Нет, его интересовала только политика. Спустя сколько-то месяцев он стал приводить на эти экскурсии своих приятелей-соседей по кварталу, а потом к ним начали присоединяться и люди постарше, лет по тридцать-сорок (механики, каменщики, плотники), которые приходили в самые популярные кафе, чтобы, как они выражались, измерить температуру страны.
Так Сесар Карбальо узнал, что страну лихорадит. Война в Европе пришла и в Колумбию: выражалось это не столько в том, что цены на кофе упали, как никогда прежде, и что из-за нехватки материалов замирало строительство и оставались без работы люди, а в том, что консерваторы говорили о триумфе фашизма и горько сетовали, что правительство либералов, поддержав Соединенные Штаты, поставило не на ту лошадь. Царила повсеместная уверенность, что Германия выиграет войну, и это пойдет Колумбии на пользу, ибо все были франкистами – по убеждению или за компанию, – и победа стран Оси стала бы и победой каудильо, а победа каудильо – победой самого радикального крыла Консервативной партии. Для Сесара Карбальо и его товарищей из Персеверансии все они были врагами. И с ними надо было бороться, потому что триумф консерваторов в Колумбии означал бы не только возврат в самое темное прошлое, но и нашествие европейского фашизма в различных его видах.
Но тут, подобно злоречивому слуху, по бедным кварталам Боготы поползли вереницы новых идей. Хорхе Эльесер Гайтан колесил по всей стране, выступая с речами, которые не перепечатывались газетами, но передавались из уст в уста наподобие нового тайного евангелия. В речах этих звучало много непривычного – что голод не бывает либеральным или консервативным, и это же относится к малярии; что существует национальная страна, принадлежащая народу, и страна политическая, принадлежащая правящему классу; и что всеобщий враг, создатель и творец всех несправедливостей и злосчастий, терзающих колумбийских трудящихся, это змея о двух головах: одна зовется олигархией, другая – империализмом. В феврале 1944 года, когда Гайтан собрал самых пламенных своих сторонников в баре «Сесилия» и официально объявил, что начинает подготовку к избирательной кампании 1946 года, Сесар Карбальо и его товарищи из квартала Персеверансия сидели в первом ряду, упивались речами своего вождя, клялись, что сделают все возможное и, если надо, жизнь положат на то, чтобы Гайтан стал президентом Колумбии.

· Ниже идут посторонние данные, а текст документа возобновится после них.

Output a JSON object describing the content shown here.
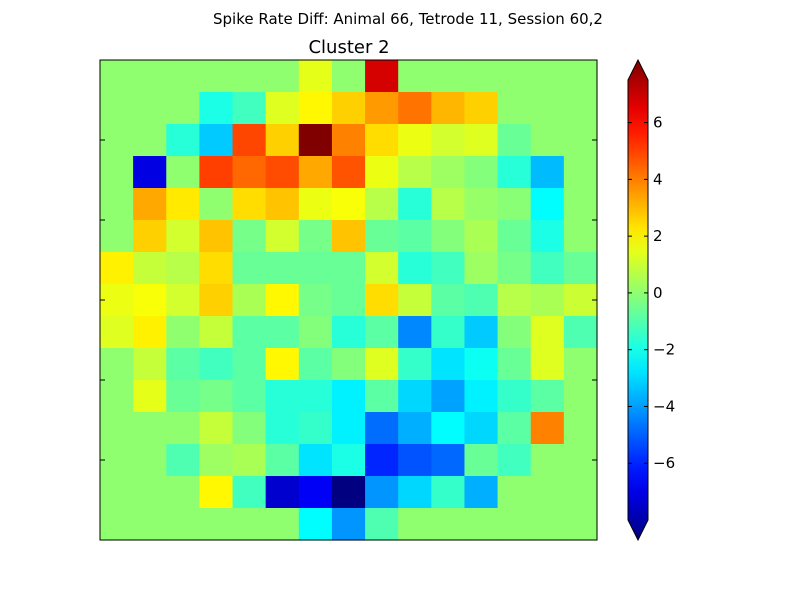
{
  "figure": {
    "suptitle": "Spike Rate Diff: Animal 66, Tetrode 11, Session 60,2"
  },
  "chart_data": {
    "type": "heatmap",
    "title": "Cluster 2",
    "xlabel": "",
    "ylabel": "",
    "grid": false,
    "colormap": "jet",
    "colorbar": {
      "vmin": -8,
      "vmax": 7.5,
      "extend": "both",
      "ticks": [
        6,
        4,
        2,
        0,
        -2,
        -4,
        -6
      ],
      "tick_labels": [
        "6",
        "4",
        "2",
        "0",
        "−2",
        "−4",
        "−6"
      ]
    },
    "rows": 15,
    "cols": 15,
    "values": [
      [
        0,
        0,
        0,
        0,
        0,
        0,
        1.3,
        0,
        6.2,
        0,
        0,
        0,
        0,
        0,
        0
      ],
      [
        0,
        0,
        0,
        -1.8,
        -1.2,
        1.2,
        1.8,
        2.4,
        3.2,
        3.8,
        2.8,
        2.4,
        0,
        0,
        0
      ],
      [
        0,
        0,
        -1.6,
        -3,
        4.5,
        2.4,
        7.5,
        3.6,
        2.2,
        1.4,
        1.0,
        1.2,
        -0.6,
        0,
        0
      ],
      [
        0,
        -6.5,
        0,
        4.6,
        4.0,
        4.4,
        3.0,
        4.3,
        1.4,
        0.6,
        0.2,
        -0.2,
        -1.6,
        -3.2,
        0
      ],
      [
        0,
        3.0,
        2.0,
        0,
        2.2,
        2.6,
        1.4,
        1.6,
        0.6,
        -1.6,
        0.6,
        0.1,
        -0.1,
        -2.2,
        0
      ],
      [
        0,
        2.4,
        1.0,
        2.6,
        -0.4,
        1.0,
        -0.4,
        2.6,
        -0.6,
        -0.8,
        -0.2,
        0.4,
        -0.6,
        -1.8,
        0
      ],
      [
        1.9,
        0.8,
        0.6,
        2.2,
        -0.6,
        -0.6,
        -0.6,
        -0.6,
        1.0,
        -1.6,
        -1.2,
        0.2,
        -0.4,
        -1.2,
        -0.6
      ],
      [
        1.4,
        1.6,
        1.0,
        2.4,
        0.4,
        1.8,
        -0.4,
        -0.6,
        2.2,
        0.8,
        -0.8,
        -1.0,
        0.6,
        0.4,
        0.9
      ],
      [
        1.2,
        1.9,
        0,
        0.8,
        -0.8,
        -0.8,
        -0.2,
        -1.6,
        -0.8,
        -4.0,
        -1.4,
        -3.0,
        -0.2,
        1.2,
        -1.0
      ],
      [
        0,
        0.8,
        -0.8,
        -1.2,
        -0.8,
        1.8,
        -0.8,
        -0.2,
        1.2,
        -1.4,
        -2.6,
        -2.0,
        -0.6,
        1.2,
        0
      ],
      [
        0,
        1.3,
        -0.6,
        -0.4,
        -0.8,
        -1.6,
        -1.6,
        -2.4,
        -0.8,
        -2.8,
        -3.6,
        -2.4,
        -1.4,
        -0.8,
        0
      ],
      [
        0,
        0,
        0,
        0.8,
        -0.2,
        -1.6,
        -1.4,
        -2.4,
        -4.4,
        -3.4,
        -2.2,
        -2.8,
        -0.8,
        3.6,
        0
      ],
      [
        0,
        0,
        -1.0,
        0.2,
        0.4,
        -0.8,
        -2.6,
        -1.8,
        -5.5,
        -4.8,
        -4.5,
        -0.6,
        -1.2,
        0,
        0
      ],
      [
        0,
        0,
        0,
        1.8,
        -1.2,
        -6.8,
        -6.2,
        -8.0,
        -3.8,
        -2.8,
        -1.4,
        -3.4,
        0,
        0,
        0
      ],
      [
        0,
        0,
        0,
        0,
        0,
        0,
        -2.2,
        -3.8,
        -1.0,
        0,
        0,
        0,
        0,
        0,
        0
      ]
    ]
  }
}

Неделя началась с «Культурных пятниц». Гайтан произносил речи в Муниципальном театре: он стоял на сцене, где не было ни столика, ни пюпитра, о который он мог бы опереться, а перед ним торчал квадратный микрофон, передававший его слова по радио. Гайтан вздымал кулак и насыщал атмосферу невиданным до сей поры напряжением. Сесар Карбальо жил ради этих выступлений; если только он не был занят в своей мастерской, обучая ремеслу соседского мальчика, которого взял в подмастерья, Карбальо вспоминал слова Гайтана, сказанные в прошлую пятницу, и предвкушал те, что будут сказаны в пятницу следующую. Когда же она наступала, Сесар уже с трех часов дня становился в длинную очередь и четыре часа ждал, когда же откроются двери. Время это было бессовестно похищено у работы в мастерской, и мать уже начала сетовать на это: «Знаю, сынок, что ты идешь слушать Вождя, – говорила она. – Знаю, что это важно для тебя. Только не пойму, зачем отправляться туда так загодя и все дела бросать, как будто у твоей семьи нет своего дела. Словно тут у нас нет радио, сынок. Не знаю, право, как бы отнесся к этому твой отец, если бы Господь не прибрал его». И как было объяснить матери, чтó чувствовал он в присутствии Гайтана? Ему это было не под силу, и потому Сесар ограничивался только: «Если сейчас не займу очередь, останусь без места, мама». И не кривил душой: Муниципальный театр был переполнен – не оставалось ни одного свободного места ни в партере, ни в ярусах, и даже в фойе и коридорах толпился народ. И таинственное ощущение единства, владевшее душой Карбальо, он не променял бы ни на что на свете; кроме того, если бы он не попал в зал, то пропустил бы неповторимое зрелище – однажды, когда вышли из строя репродукторы, Гайтан с нетерпеливой досадой отвел в сторону бесполезный микрофон, набрал в грудь воздуху и произнес сорокаминутную речь одной силой легких и могучих голосовых связок, причем говорил так отчетливо и ясно, что каждое слово доносилось до последнего бедолаги, примостившегося в последнем ряду.